Aakrit Vaish, founder of the AI startup Activate, said the suspension “completely changes things” for the sovereign AI debate. Vijay Rayapati, CEO of Atomicwork, raised concerns about what the precedent means for Indian companies with multi-country teams that depend on American AI providers. If the US can shut off model access to enforce export controls, any country that relies on American AI is one policy decision away from disruption.

Not everyone agrees that India needs to build its own frontier models. Hemant Mohapatra, a partner at Lightspeed Venture Partners, argued that talent and compute access matter more than capital for building competitive AI. India has the engineering workforce, but the compute gap is significant, and closing it requires either massive domestic investment or continued access to foreign cloud infrastructure.

Anthropic opened a Bengaluru office as part of its India expansion, and the TCS partnership was designed to be a cornerstone of its enterprise strategy in the country. Whether those plans survive the suspension intact depends on how quickly Anthropic can restore access and whether Indian enterprises still trust a provider whose most capable models can vanish overnight.
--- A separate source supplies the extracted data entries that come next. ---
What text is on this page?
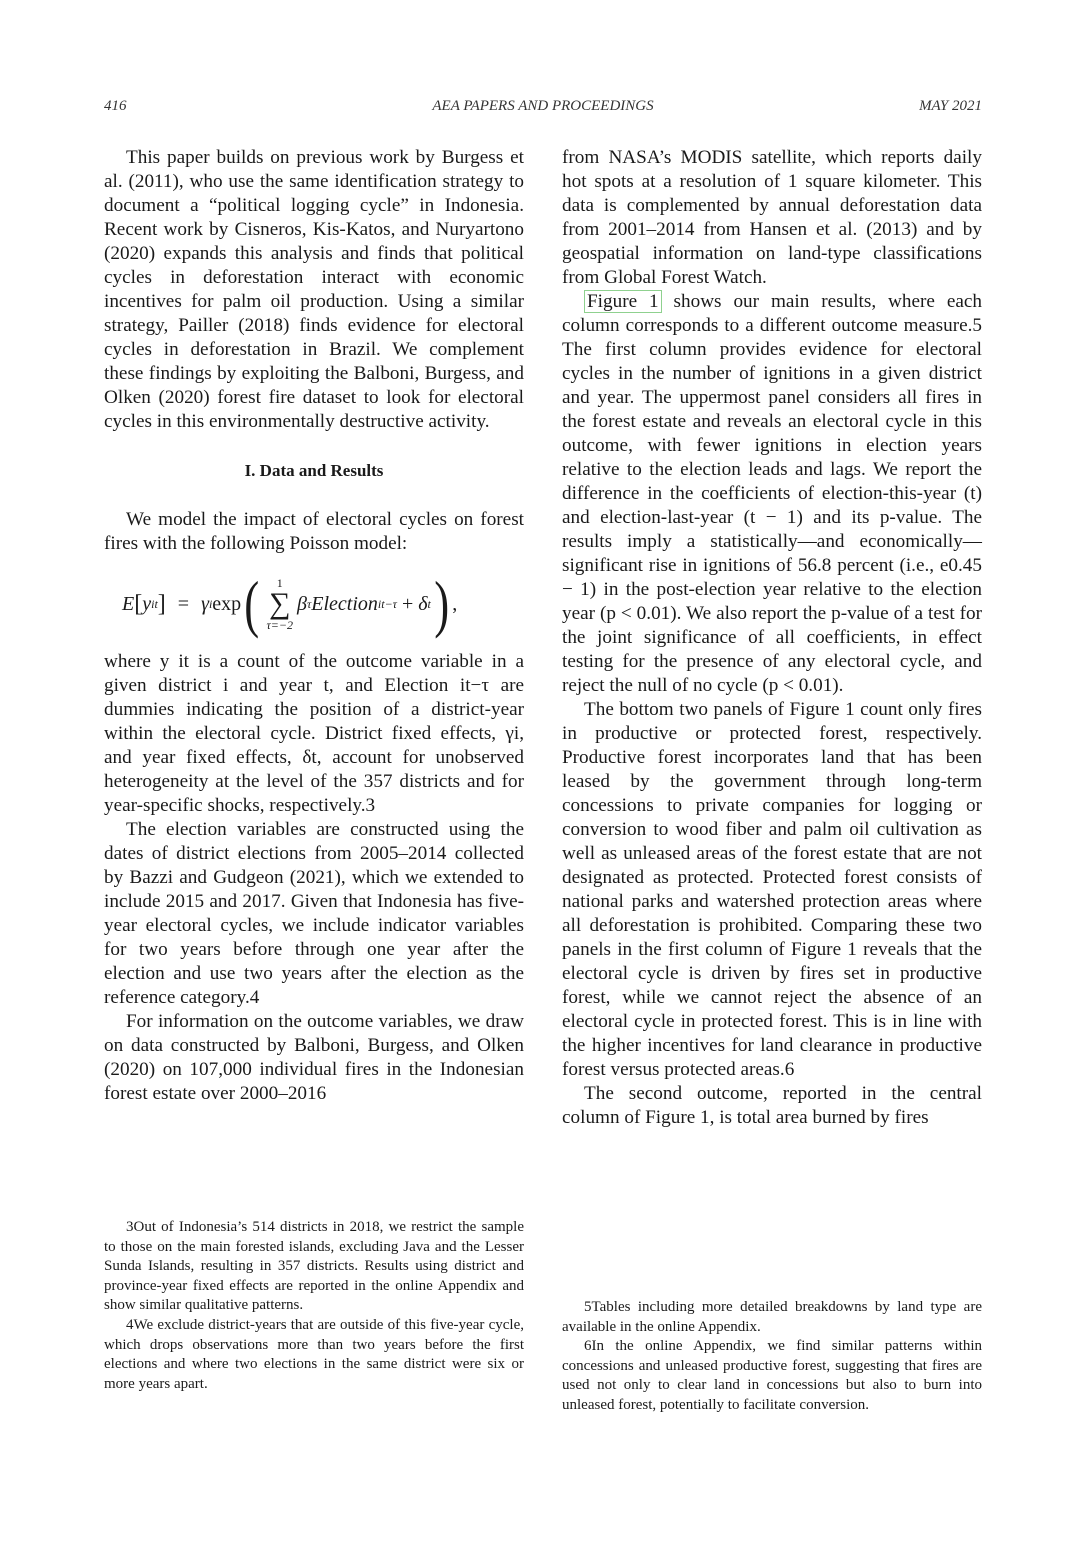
416	AEA PAPERS AND PROCEEDINGS	MAY 2021

This paper builds on previous work by Burgess et al. (2011), who use the same identification strategy to document a “political logging cycle” in Indonesia. Recent work by Cisneros, Kis-Katos, and Nuryartono (2020) expands this analysis and finds that political cycles in deforestation interact with economic incentives for palm oil production. Using a similar strategy, Pailler (2018) finds evidence for electoral cycles in deforestation in Brazil. We complement these findings by exploiting the Balboni, Burgess, and Olken (2020) forest fire dataset to look for electoral cycles in this environmentally destructive activity.

I. Data and Results

We model the impact of electoral cycles on forest fires with the following Poisson model:

E [ y it ] = γ i exp ( 1
∑
τ=−2
β τ Election it−τ + δ t ) ,

where y it is a count of the outcome variable in a given district i and year t, and Election it−τ are dummies indicating the position of a district-year within the electoral cycle. District fixed effects, γi, and year fixed effects, δt, account for unobserved heterogeneity at the level of the 357 districts and for year-specific shocks, respectively.3

The election variables are constructed using the dates of district elections from 2005–2014 collected by Bazzi and Gudgeon (2021), which we extended to include 2015 and 2017. Given that Indonesia has five-year electoral cycles, we include indicator variables for two years before through one year after the election and use two years after the election as the reference category.4

For information on the outcome variables, we draw on data constructed by Balboni, Burgess, and Olken (2020) on 107,000 individual fires in the Indonesian forest estate over 2000–2016

from NASA’s MODIS satellite, which reports daily hot spots at a resolution of 1 square kilometer. This data is complemented by annual deforestation data from 2001–2014 from Hansen et al. (2013) and by geospatial information on land-type classifications from Global Forest Watch.

Figure 1 shows our main results, where each column corresponds to a different outcome measure.5 The first column provides evidence for electoral cycles in the number of ignitions in a given district and year. The uppermost panel considers all fires in the forest estate and reveals an electoral cycle in this outcome, with fewer ignitions in election years relative to the election leads and lags. We report the difference in the coefficients of election-this-year (t) and election-last-year (t − 1) and its p-value. The results imply a statistically—and economically—significant rise in ignitions of 56.8 percent (i.e., e0.45 − 1) in the post-election year relative to the election year (p < 0.01). We also report the p-value of a test for the joint significance of all coefficients, in effect testing for the presence of any electoral cycle, and reject the null of no cycle (p < 0.01).

The bottom two panels of Figure 1 count only fires in productive or protected forest, respectively. Productive forest incorporates land that has been leased by the government through long-term concessions to private companies for logging or conversion to wood fiber and palm oil cultivation as well as unleased areas of the forest estate that are not designated as protected. Protected forest consists of national parks and watershed protection areas where all deforestation is prohibited. Comparing these two panels in the first column of Figure 1 reveals that the electoral cycle is driven by fires set in productive forest, while we cannot reject the absence of an electoral cycle in protected forest. This is in line with the higher incentives for land clearance in productive forest versus protected areas.6

The second outcome, reported in the central column of Figure 1, is total area burned by fires

3Out of Indonesia’s 514 districts in 2018, we restrict the sample to those on the main forested islands, excluding Java and the Lesser Sunda Islands, resulting in 357 districts. Results using district and province-year fixed effects are reported in the online Appendix and show similar qualitative patterns.

4We exclude district-years that are outside of this five-year cycle, which drops observations more than two years before the first elections and where two elections in the same district were six or more years apart.

5Tables including more detailed breakdowns by land type are available in the online Appendix.

6In the online Appendix, we find similar patterns within concessions and unleased productive forest, suggesting that fires are used not only to clear land in concessions but also to burn into unleased forest, potentially to facilitate conversion.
The broader pattern is unmistakable. The US has spent four years tightening controls on AI technology, from chip export restrictions to model-level interventions. Each escalation pushes more countries toward the conclusion that dependence on American AI infrastructure carries political risk. India, with its 1.4 billion people and rapidly growing technology sector, is now asking whether it can afford that risk, and what it would cost to eliminate it.

The Opendoor layoffs in June 2026, which shut the company’s India office and affected roughly 250 employees, added another dimension. CEO Kaz Nejatian cited AI-native teams as the reason, suggesting that some US companies are using AI to reduce their reliance on Indian engineering talent at the same time that India is debating its reliance on American AI. The relationship is becoming less complementary and more competitive.

For now, the sovereign AI proposals remain proposals. Pai’s fund has no legislative vehicle, Vembu’s call for open-source adoption has no coordinated policy framework, and the IndiaAI Mission’s GPU deployment is still in early stages.

But the Anthropic suspension has done something that years of policy papers and conference speeches could not: it has given the sovereign AI movement a concrete, recent, and viscerally felt example of why dependence on foreign AI is a strategic liability. The debate is no longer theoretical.